The St. Petersburg fire broke out on the sixth floor of an intensive care unit at the St. George Hospital, killing five coronavirus patients connected to ventilating equipment, the TASS news agency reported, citing medical personnel.
According to initial findings, the fire may have been caused by a short circuit in a ventilator or its malfunction, state news agencies said. The Investigative Committee, Russia’s top law enforcement body, said a criminal investigation had been opened into the matter.
The grim news from St. Petersburg was quickly overshadowed by the disclosure that Dmitry Peskov, Russian President Vladimir Putin’s longtime spokesperson, had been hospitalized with coronavirus.
Peskov told Russian state news agency TASS that the last time he had seen the President in person was “over a month ago,” but the news follows the hospitalization of Russian Prime Minister Mikhail Mishustin for coronavirus and is likely to intensify concerns about Putin’s own health.
Tuesday’s fire in St. Petersburg was the second fatal incident in days involving a hospital treating coronavirus patients. On Saturday, a blaze erupted in an intensive-care wing of a Moscow coronavirus hospital, killing one person and forcing the evacuation of patients, Russian state news agencies and officials stated.
While investigations are ongoing in both incidents, a law-enforcement official told TASS that officials were examining the ventilators involved in Saturday’s and Tuesday’s incidents, saying they were produced by the same Russian manufacturer.
Those incidents occurred as the spread of coronavirus appears to be cresting. Russia on Tuesday reported 10,899 more coronavirus cases on Tuesday, bringing the total number of confirmed cases in the country to 232,243. The country is now ranked second in the world for confirmed cases, behind the US, according to Johns Hopkins University data. Moscow is the worst hit city in Russia, with 121,301 cases.
Putin under fire
Coronavirus has become a cascading crisis for Putin. In March, oil prices collapsed after Saudi Arabia launched a price war against Russia, its onetime ally in energy markets. The immediate trigger was Russia’s refusal to sign on to an OPEC proposal to prop up oil markets by extending production cuts. Russia and Saudi Arabia subsequently struck a new production-cut deal, but oil prices — an important source of income for the Russian government — are still very depressed, having been battered by the slump in economic activity caused by the pandemic.
That’s raised serious questions among Russia watchers about the Kremlin’s ability to respond to the economic fallout from the coronavirus pandemic. Putin is already under fire for refusing to tap a rainy-day fund created by previously high energy prices to revive the economy, particularly small businesses.
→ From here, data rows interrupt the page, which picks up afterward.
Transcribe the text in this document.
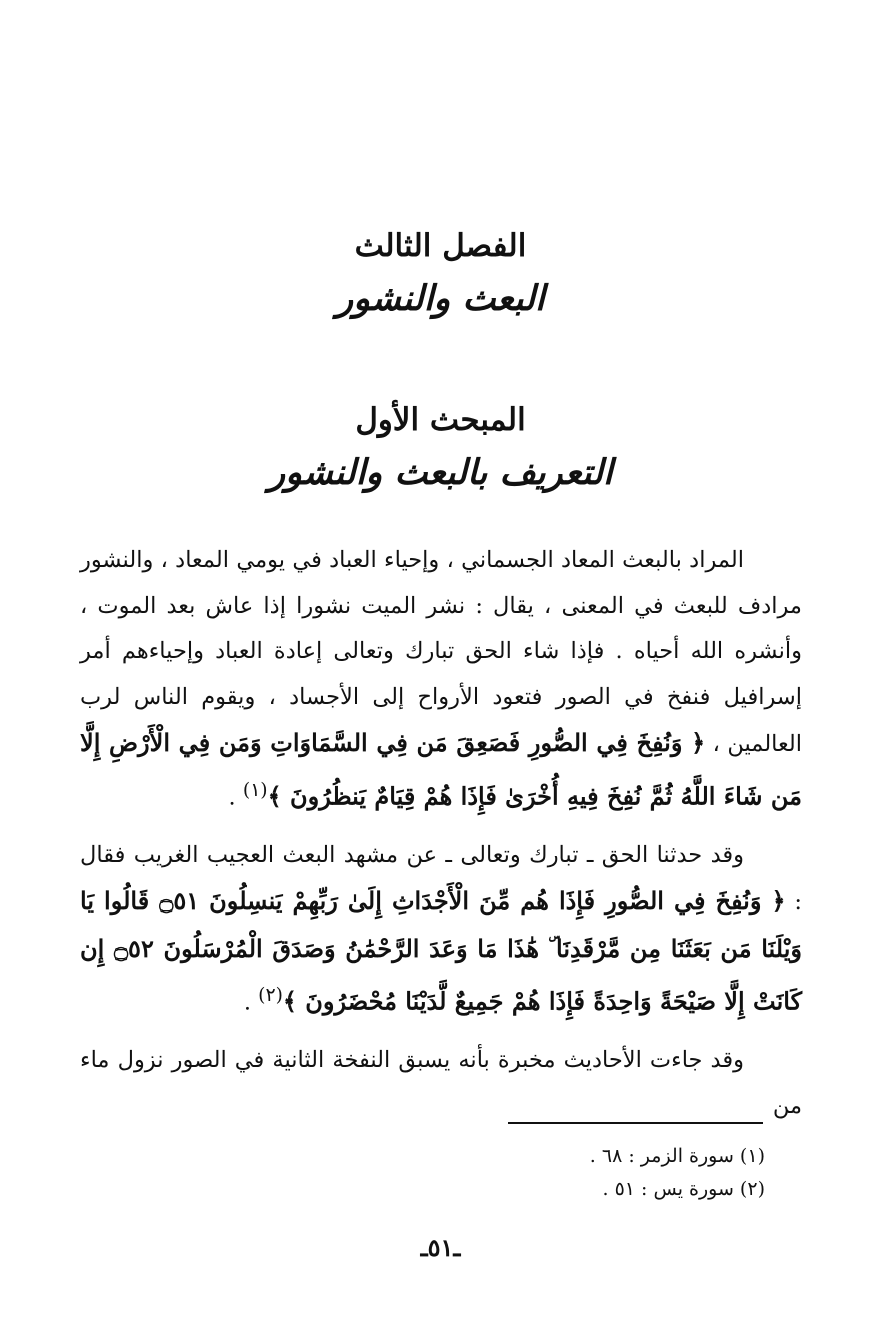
الفصل الثالث
البعث والنشور
المبحث الأول
التعريف بالبعث والنشور

المراد بالبعث المعاد الجسماني ، وإحياء العباد في يومي المعاد ، والنشور مرادف للبعث في المعنى ، يقال : نشر الميت نشورا إذا عاش بعد الموت ، وأنشره الله أحياه . فإذا شاء الحق تبارك وتعالى إعادة العباد وإحياءهم أمر إسرافيل فنفخ في الصور فتعود الأرواح إلى الأجساد ، ويقوم الناس لرب العالمين ، ﴿ وَنُفِخَ فِي الصُّورِ فَصَعِقَ مَن فِي السَّمَاوَاتِ وَمَن فِي الْأَرْضِ إِلَّا مَن شَاءَ اللَّهُ ثُمَّ نُفِخَ فِيهِ أُخْرَىٰ فَإِذَا هُمْ قِيَامٌ يَنظُرُونَ ﴾$^{(١)}$ .

وقد حدثنا الحق ـ تبارك وتعالى ـ عن مشهد البعث العجيب الغريب فقال : ﴿ وَنُفِخَ فِي الصُّورِ فَإِذَا هُم مِّنَ الْأَجْدَاثِ إِلَىٰ رَبِّهِمْ يَنسِلُونَ ۝٥١ قَالُوا يَا وَيْلَنَا مَن بَعَثَنَا مِن مَّرْقَدِنَا ۜ هَٰذَا مَا وَعَدَ الرَّحْمَٰنُ وَصَدَقَ الْمُرْسَلُونَ ۝٥٢ إِن كَانَتْ إِلَّا صَيْحَةً وَاحِدَةً فَإِذَا هُمْ جَمِيعٌ لَّدَيْنَا مُحْضَرُونَ ﴾$^{(٢)}$ .

وقد جاءت الأحاديث مخبرة بأنه يسبق النفخة الثانية في الصور نزول ماء من

(١) سورة الزمر : ٦٨ .
(٢) سورة يس : ٥١ .
ـ٥١ـ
In televised remarks Monday, Putin said his priority was “getting the economy back on track as soon as possible.”
But Putin appears distant and detached as he presides remotely over the government’s response to coronavirus from his residence at Novo-Ogaryovo. Russians may be used to seeing an image of Putin that is carefully managed by the Kremlin’s PR machine, but his appearances in video conferences project very little macho swagger.
And his management style has been curiously passive. On Monday, Putin said the government would begin lifting nationwide “non-working days” — the official shorthand for paid holidays for Russian employees — around the country.
But Putin has delegated the difficult work of easing lockdown to regional governors, who must decide when conditions are right to lift restrictive measures. And that’s where the seriousness of the crisis is reflected: local leaders have already moved to prolong lockdown measures.
That’s clear in the capital, where Moscow Mayor Sergey Sobyanin announced that restrictions would remain in place until May 31. Moscow authorities have tightened the rules by mandating the wearing of masks and gloves in public.
The reasons for this are clear: The public-health crisis has been severe. Moscow saw a year-on-year surge in its monthly mortality rate in April, as well as compared to the April average for the past decade, according to data released by the city’s civil register office.
In an interview on state news channel Rossiya-24, the Moscow mayor said screening studies found that infection rates were around three times higher than the officially confirmed number. And in St. Petersburg, scene of Tuesday’s fire, cases also continue to rise — according to Russia’s coronavirus headquarters, the city now has 8,050 confirmed cases, adding 339 over the past 24 hours.